I joined Local 802 because I got a gig that required it, with the wonderful Trinity Baroque Orchestra. My musical goal is to be a part of New York City’s rise as a center for historical performance. Last winter, I was very excited to join the American Bach Soloists in San Francisco for performances of “Messiah.” I was a student in their Academy last summer, and am thrilled to have graduated into the group itself. My principal instrument is Baroque violin. I play music from the late Renaissance through the mid-19th century on period equipment.
The most important reason for me to join Local 802 was to be affiliated with all of the great musicians who live and work here in New York City, which is my adopted home base. I brought my signature “Rockin’ Blues with Greek Soul” here after leaving my native Athens, Greece. Being in the union will help me to meet other musicians, participate in different projects and expand my working schedule. Another major incentive to becoming a member was to have access to the Actors Federal Credit Union, which is a means of extricating myself from corporate banking. Through my live performances, recordings and social media, I aim for my music to reach as many people as possible. And through the classes I teach to guitar/music students of all levels, I help keep the music alive. As a regularly featured performer at B.B. King’s Blues Club in Lucille’s, I connect with blues lovers from all over the world. Many of them are followers of my long-running Rockin’ Blues blog about the life and adventures of a working musician who lives in Times Square, including the various venues where I play. Like my debut last year at Lincoln Center in the Rubenstein Atrium for the “Meet the Artist” concert series. And a fun gig at the Flushing Public Library, yet another of the city’s many amazing cultural institutions that supports live music. I look forward to continuing to compose, create, record and perform my music at clubs, concerts, festivals, private events, and for film and video. And to keep on teaching all my dedicated students who are an inspiration to me. My principal instruments are the electric guitar and my voice. I also play acoustic guitar, bass guitar, piano and harmonica.

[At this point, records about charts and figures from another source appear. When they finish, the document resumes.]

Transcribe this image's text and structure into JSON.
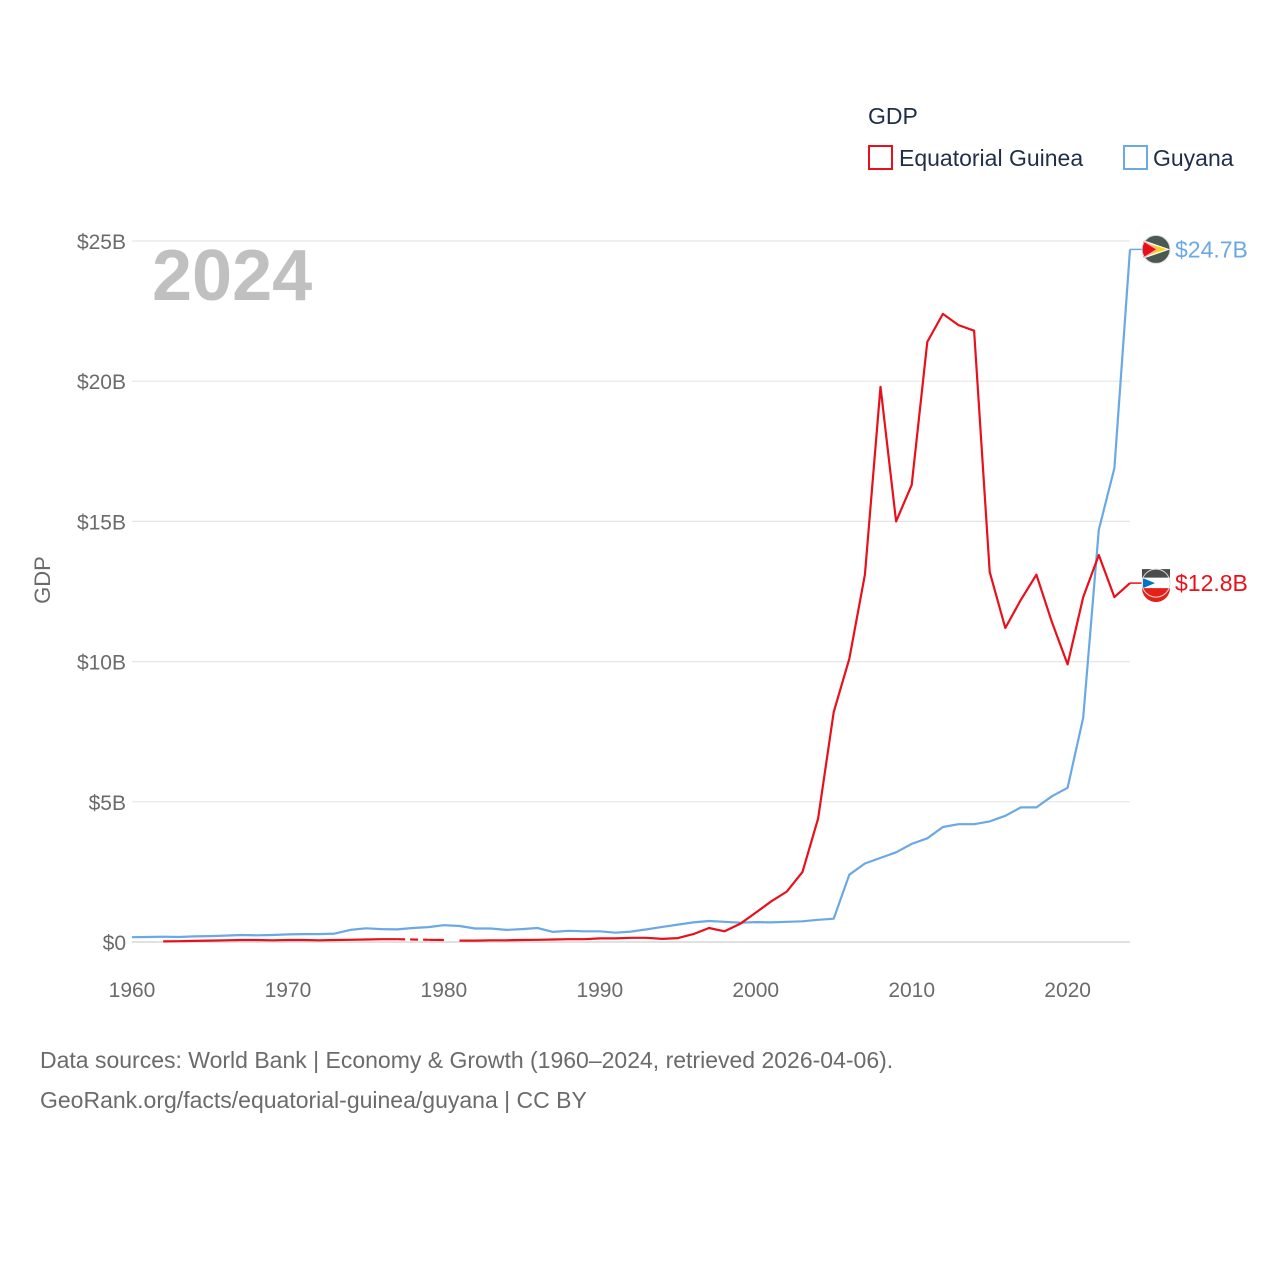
{
  "chart_data": {
    "type": "line",
    "title": "GDP",
    "ylabel": "GDP",
    "xlabel": "",
    "year_watermark": "2024",
    "xlim": [
      1960,
      2024
    ],
    "ylim": [
      0,
      25
    ],
    "x_ticks": [
      {
        "value": 1960,
        "label": "1960"
      },
      {
        "value": 1970,
        "label": "1970"
      },
      {
        "value": 1980,
        "label": "1980"
      },
      {
        "value": 1990,
        "label": "1990"
      },
      {
        "value": 2000,
        "label": "2000"
      },
      {
        "value": 2010,
        "label": "2010"
      },
      {
        "value": 2020,
        "label": "2020"
      }
    ],
    "y_ticks": [
      {
        "value": 0,
        "label": "$0"
      },
      {
        "value": 5,
        "label": "$5B"
      },
      {
        "value": 10,
        "label": "$10B"
      },
      {
        "value": 15,
        "label": "$15B"
      },
      {
        "value": 20,
        "label": "$20B"
      },
      {
        "value": 25,
        "label": "$25B"
      }
    ],
    "units": "billion USD",
    "series": [
      {
        "name": "Equatorial Guinea",
        "color": "#e8101a",
        "end_label": "$12.8B",
        "flag": "equatorial-guinea-flag-icon",
        "segments": [
          [
            [
              1962,
              0.02
            ],
            [
              1963,
              0.03
            ],
            [
              1964,
              0.04
            ],
            [
              1965,
              0.05
            ],
            [
              1966,
              0.06
            ],
            [
              1967,
              0.07
            ],
            [
              1968,
              0.07
            ],
            [
              1969,
              0.06
            ],
            [
              1970,
              0.07
            ],
            [
              1971,
              0.07
            ],
            [
              1972,
              0.06
            ],
            [
              1973,
              0.07
            ],
            [
              1974,
              0.08
            ],
            [
              1975,
              0.09
            ],
            [
              1976,
              0.1
            ],
            [
              1977,
              0.1
            ]
          ],
          [
            [
              1979,
              0.08
            ],
            [
              1980,
              0.07
            ]
          ],
          [
            [
              1981,
              0.05
            ],
            [
              1982,
              0.05
            ],
            [
              1983,
              0.06
            ],
            [
              1984,
              0.06
            ],
            [
              1985,
              0.07
            ],
            [
              1986,
              0.08
            ],
            [
              1987,
              0.09
            ],
            [
              1988,
              0.1
            ],
            [
              1989,
              0.1
            ],
            [
              1990,
              0.13
            ],
            [
              1991,
              0.13
            ],
            [
              1992,
              0.15
            ],
            [
              1993,
              0.15
            ],
            [
              1994,
              0.11
            ],
            [
              1995,
              0.14
            ],
            [
              1996,
              0.28
            ],
            [
              1997,
              0.5
            ],
            [
              1998,
              0.38
            ],
            [
              1999,
              0.65
            ],
            [
              2000,
              1.05
            ],
            [
              2001,
              1.45
            ],
            [
              2002,
              1.8
            ],
            [
              2003,
              2.5
            ],
            [
              2004,
              4.4
            ],
            [
              2005,
              8.2
            ],
            [
              2006,
              10.1
            ],
            [
              2007,
              13.1
            ],
            [
              2008,
              19.8
            ],
            [
              2009,
              15.0
            ],
            [
              2010,
              16.3
            ],
            [
              2011,
              21.4
            ],
            [
              2012,
              22.4
            ],
            [
              2013,
              22.0
            ],
            [
              2014,
              21.8
            ],
            [
              2015,
              13.2
            ],
            [
              2016,
              11.2
            ],
            [
              2017,
              12.2
            ],
            [
              2018,
              13.1
            ],
            [
              2019,
              11.4
            ],
            [
              2020,
              9.9
            ],
            [
              2021,
              12.3
            ],
            [
              2022,
              13.8
            ],
            [
              2023,
              12.3
            ],
            [
              2024,
              12.8
            ]
          ]
        ],
        "gap_segments": [
          [
            [
              1977,
              0.1
            ],
            [
              1979,
              0.08
            ]
          ]
        ]
      },
      {
        "name": "Guyana",
        "color": "#6aa8e6",
        "end_label": "$24.7B",
        "flag": "guyana-flag-icon",
        "segments": [
          [
            [
              1960,
              0.17
            ],
            [
              1961,
              0.18
            ],
            [
              1962,
              0.19
            ],
            [
              1963,
              0.18
            ],
            [
              1964,
              0.2
            ],
            [
              1965,
              0.21
            ],
            [
              1966,
              0.23
            ],
            [
              1967,
              0.25
            ],
            [
              1968,
              0.24
            ],
            [
              1969,
              0.25
            ],
            [
              1970,
              0.27
            ],
            [
              1971,
              0.28
            ],
            [
              1972,
              0.28
            ],
            [
              1973,
              0.3
            ],
            [
              1974,
              0.43
            ],
            [
              1975,
              0.49
            ],
            [
              1976,
              0.46
            ],
            [
              1977,
              0.45
            ],
            [
              1978,
              0.5
            ],
            [
              1979,
              0.53
            ],
            [
              1980,
              0.6
            ],
            [
              1981,
              0.57
            ],
            [
              1982,
              0.48
            ],
            [
              1983,
              0.48
            ],
            [
              1984,
              0.43
            ],
            [
              1985,
              0.46
            ],
            [
              1986,
              0.5
            ],
            [
              1987,
              0.36
            ],
            [
              1988,
              0.4
            ],
            [
              1989,
              0.38
            ],
            [
              1990,
              0.38
            ],
            [
              1991,
              0.33
            ],
            [
              1992,
              0.37
            ],
            [
              1993,
              0.45
            ],
            [
              1994,
              0.54
            ],
            [
              1995,
              0.62
            ],
            [
              1996,
              0.7
            ],
            [
              1997,
              0.75
            ],
            [
              1998,
              0.72
            ],
            [
              1999,
              0.69
            ],
            [
              2000,
              0.71
            ],
            [
              2001,
              0.7
            ],
            [
              2002,
              0.72
            ],
            [
              2003,
              0.74
            ],
            [
              2004,
              0.79
            ],
            [
              2005,
              0.83
            ],
            [
              2006,
              2.4
            ],
            [
              2007,
              2.8
            ],
            [
              2008,
              3.0
            ],
            [
              2009,
              3.2
            ],
            [
              2010,
              3.5
            ],
            [
              2011,
              3.7
            ],
            [
              2012,
              4.1
            ],
            [
              2013,
              4.2
            ],
            [
              2014,
              4.2
            ],
            [
              2015,
              4.3
            ],
            [
              2016,
              4.5
            ],
            [
              2017,
              4.8
            ],
            [
              2018,
              4.8
            ],
            [
              2019,
              5.2
            ],
            [
              2020,
              5.5
            ],
            [
              2021,
              8.0
            ],
            [
              2022,
              14.7
            ],
            [
              2023,
              16.9
            ],
            [
              2024,
              24.7
            ]
          ]
        ],
        "gap_segments": []
      }
    ],
    "legend": {
      "title": "GDP",
      "position": "top-right"
    }
  },
  "footer": {
    "line1": "Data sources: World Bank | Economy & Growth (1960–2024, retrieved 2026-04-06).",
    "line2": "GeoRank.org/facts/equatorial-guinea/guyana | CC BY"
  }
}
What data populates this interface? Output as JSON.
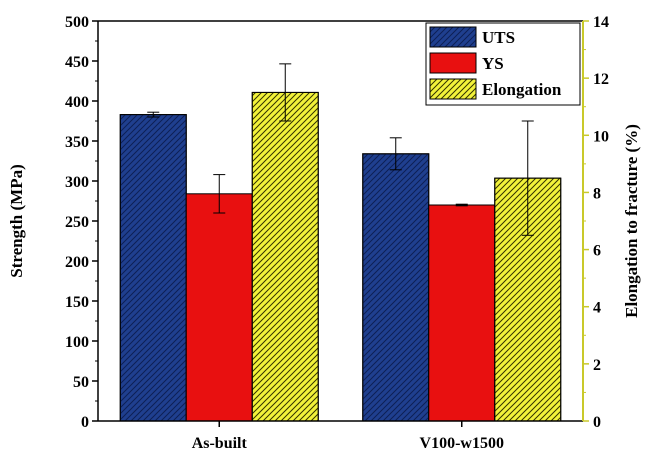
{
  "chart_data": {
    "type": "bar",
    "categories": [
      "As-built",
      "V100-w1500"
    ],
    "series": [
      {
        "name": "UTS",
        "axis": "left",
        "values": [
          383,
          334
        ],
        "errors": [
          3,
          20
        ],
        "color": "#1f3f8f",
        "hatch": true
      },
      {
        "name": "YS",
        "axis": "left",
        "values": [
          284,
          270
        ],
        "errors": [
          24,
          1
        ],
        "color": "#e81010",
        "hatch": false
      },
      {
        "name": "Elongation",
        "axis": "right",
        "values": [
          11.5,
          8.5
        ],
        "errors": [
          1.0,
          2.0
        ],
        "color": "#f2f23a",
        "hatch": true
      }
    ],
    "ylabel": "Strength (MPa)",
    "ylabel_right": "Elongation to fracture (%)",
    "ylim": [
      0,
      500
    ],
    "ylim_right": [
      0,
      14
    ],
    "yticks": [
      "0",
      "50",
      "100",
      "150",
      "200",
      "250",
      "300",
      "350",
      "400",
      "450",
      "500"
    ],
    "yticks_right": [
      "0",
      "2",
      "4",
      "6",
      "8",
      "10",
      "12",
      "14"
    ],
    "legend_position": "top-right"
  }
}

I joined Local 802 because, like many, I am interested in eventually subbing on Broadway, but beyond that, I am not entirely sure yet. I know that in NYC, there are certain opportunities only available to unionized musicians, so I decided to join. I want to perform and hang with some of the most talented musicians in the world while hopefully meeting some new friends in the process. I enjoy meeting like-minded and not-so-like-minded people who can broaden my perspectives and remind me there is always something new to learn (and in the percussionist’s case, some new ridiculous widget/holder/sound-making-gizmo to buy!) Last year, I led the big band version of my own group, Mr. Ho’s Orchestrotica, in Berlin at the Wassermusik Festival. (We’re the only group in the world performing the lost music of Esquivel.) We also played in NYC for the Celebrate Mexico Now festival. I also played percussion (mostly riq/doumbek/tappan/pandeiro) with the Klezwoods and toured with David Wax Museum on a hybrid drumset/cajon/percussion setup. Last fall, I toured with the contemporary chamber group Cordis on piano and keyboards (and I got to play one electric guitar solo too). I consider myself a general percussionist in the broadest sense. I do play a pretty mean pandeiro solo though! I have backgrounds in orchestral work, jazz and many other genres.
I joined Local 802 after I moved from Vancouver to New York and got asked to be a sub on the Broadway musical “Matilda.” My musical goal in NYC is to have a full-time position one day on Broadway. I also want to tour and collaborate with singer-songwriters, teach privately or at a music school, and be a respected versatile musician here in NYC. Some of my most recent gigs are subbing on “Matilda” and playing a week-long residency at 54 Below with Tony Award-winner Duncan Sheik. My principal instrument is violin.